Konzert | Bear McCreary in Berlin - Filmmusik, die keine Leinwand braucht

Der US-Amerikaner Bear McCreary nutzt für seine Filmmusik vor allem tief gestimmte Gitarren und brachiale Drumbeats - zum Beispiel für die "Herr der Ringe"-Serie oder "God Of War". Im Berliner Metropol spielte er inklusive Band mit voller Metal-Wucht. Von Jakob Bauer
In Filmmusik-Konzerten sitzen meistens Orchester vorne auf der Bühne, auf einer Leinwand laufen dazu Szenen aus den Filmen. Bear McCreary hat im Berliner Metropol kein Orchester dabei, stattdessen eine sechsköpfige Band. Und die drückt mit brachialer Lautstärke und amtlicher Metal-Wucht gleich mal die Luft aus dem Metropol heraus.
Brachiale Beats statt Bratsche
Denn Bear McCreary ist kein John Williams und auch kein James Newton Howard. Er nutzt für seine Filmmusik zwar Orchester-Klänge, aber vor allem tief-gestimmte Gitarren und brachiale Drumbeats. Zumindest in diesem Konzert, in dem der Fokus erstmal nicht auf seinen großen Erfolgs-Kompositionen zu Produktionen wie "Battlestar Galactica", "God Of War" oder "The Walking Dead", sondern auf seinem Solo-Projekt liegt.
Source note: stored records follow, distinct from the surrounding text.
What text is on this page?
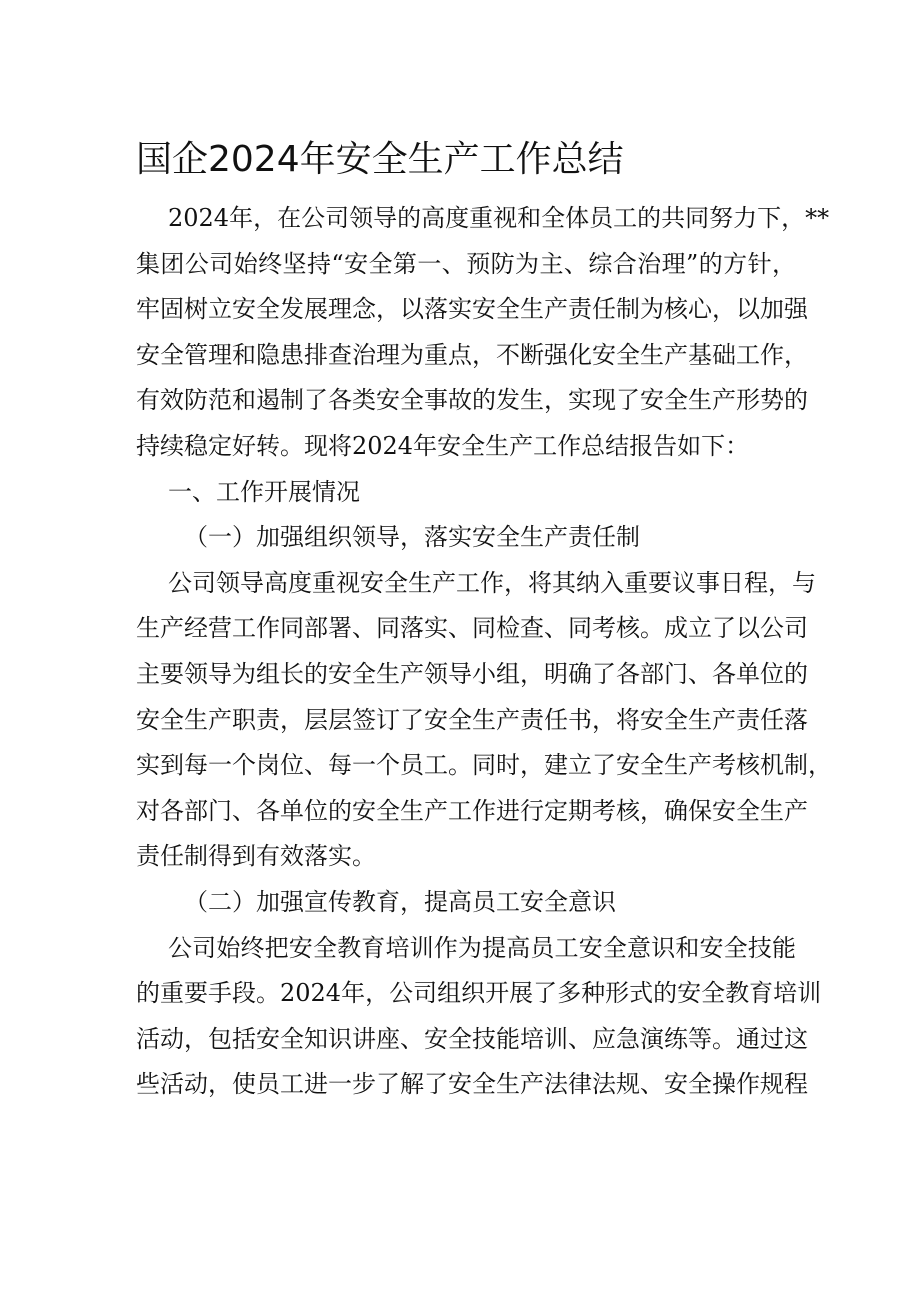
国企2024年安全生产工作总结
2024年，在公司领导的高度重视和全体员工的共同努力下，**
集团公司始终坚持“安全第一、预防为主、综合治理”的方针，
牢固树立安全发展理念，以落实安全生产责任制为核心，以加强
安全管理和隐患排查治理为重点，不断强化安全生产基础工作，
有效防范和遏制了各类安全事故的发生，实现了安全生产形势的
持续稳定好转。现将2024年安全生产工作总结报告如下：
一、工作开展情况
（一）加强组织领导，落实安全生产责任制
公司领导高度重视安全生产工作，将其纳入重要议事日程，与
生产经营工作同部署、同落实、同检查、同考核。成立了以公司
主要领导为组长的安全生产领导小组，明确了各部门、各单位的
安全生产职责，层层签订了安全生产责任书，将安全生产责任落
实到每一个岗位、每一个员工。同时，建立了安全生产考核机制，
对各部门、各单位的安全生产工作进行定期考核，确保安全生产
责任制得到有效落实。
（二）加强宣传教育，提高员工安全意识
公司始终把安全教育培训作为提高员工安全意识和安全技能
的重要手段。2024年，公司组织开展了多种形式的安全教育培训
活动，包括安全知识讲座、安全技能培训、应急演练等。通过这
些活动，使员工进一步了解了安全生产法律法规、安全操作规程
Das aktuelle Solo-Album von McCreary heißt "The Singularity", aufgenommen hat es der 46-jährige US-Amerikaner mit Musik-Größen wie Serj Tankian von System Of A Down, Rufus Wainwright, Slash oder auch Corey Taylor von Slipknot. Das Album verbindet Metal, Rock, Opern-Dramatik und gesprochene Parts und zeigt so ziemlich gut den eklektischen Ansatz von Bear McCreary, der mit seiner Musik immer auf ganz vielen Ebenen ganz viele Emotionen anrühren will.
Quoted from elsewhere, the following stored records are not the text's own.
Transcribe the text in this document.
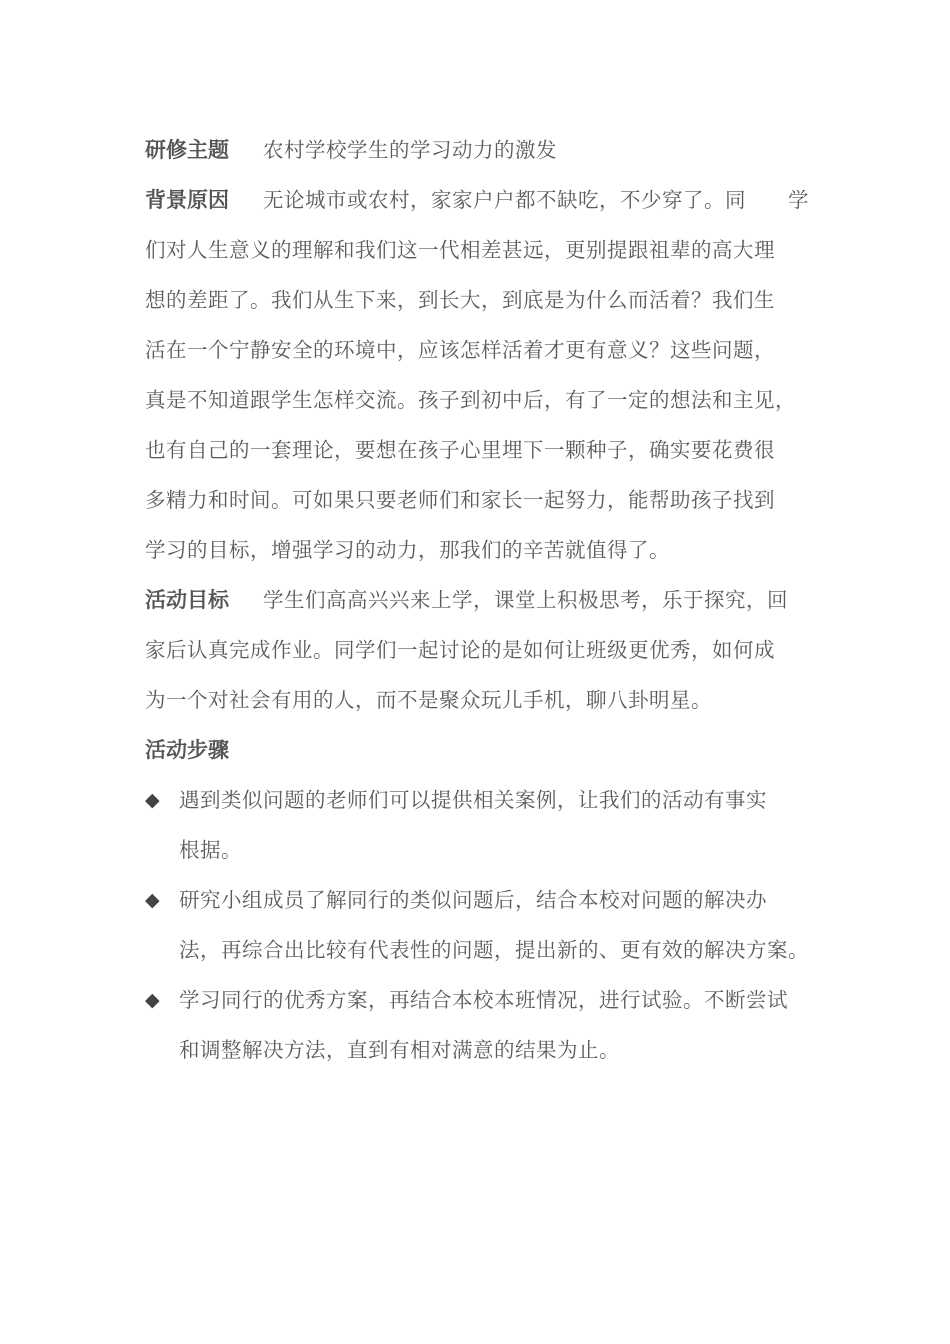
研修主题 农村学校学生的学习动力的激发
背景原因 无论城市或农村，家家户户都不缺吃，不少穿了。同　　学
们对人生意义的理解和我们这一代相差甚远，更别提跟祖辈的高大理
想的差距了。我们从生下来，到长大，到底是为什么而活着？我们生
活在一个宁静安全的环境中，应该怎样活着才更有意义？这些问题，
真是不知道跟学生怎样交流。孩子到初中后，有了一定的想法和主见，
也有自己的一套理论，要想在孩子心里埋下一颗种子，确实要花费很
多精力和时间。可如果只要老师们和家长一起努力，能帮助孩子找到
学习的目标，增强学习的动力，那我们的辛苦就值得了。
活动目标 学生们高高兴兴来上学，课堂上积极思考，乐于探究，回
家后认真完成作业。同学们一起讨论的是如何让班级更优秀，如何成
为一个对社会有用的人，而不是聚众玩儿手机，聊八卦明星。
活动步骤
◆ 遇到类似问题的老师们可以提供相关案例，让我们的活动有事实
根据。
◆ 研究小组成员了解同行的类似问题后，结合本校对问题的解决办
法，再综合出比较有代表性的问题，提出新的、更有效的解决方案。
◆ 学习同行的优秀方案，再结合本校本班情况，进行试验。不断尝试
和调整解决方法，直到有相对满意的结果为止。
Nicht viel los – und zu hell
Und auch wenn die sieben Männer auf der Bühne mächtig loslegen, ist man anfangs eher unsicher, ob das so ein cooler Abend wird, denn: Es sind nur geschätzt 150 bis 200 Leute da, die sich im weitläufigen Raum verlieren. Zudem ist das Licht ist zu hell und es gibt zwar eine Leinwand, aber die ist klein und hängt viel zu hoch über der Bühne. Der 46-jährige Bear McCreary spielt anfangs auch nur Gitarre und gibt nicht den Frontmann. Das macht ein Sänger mit hervorragender, sehr variabler Stimme – er muss ja die ganzen Feature-Gäste, die McCreary auf den Original-Aufnahmen unterstützen, live ersetzen – aber der ist ja eigentlich nicht der Star des Abends.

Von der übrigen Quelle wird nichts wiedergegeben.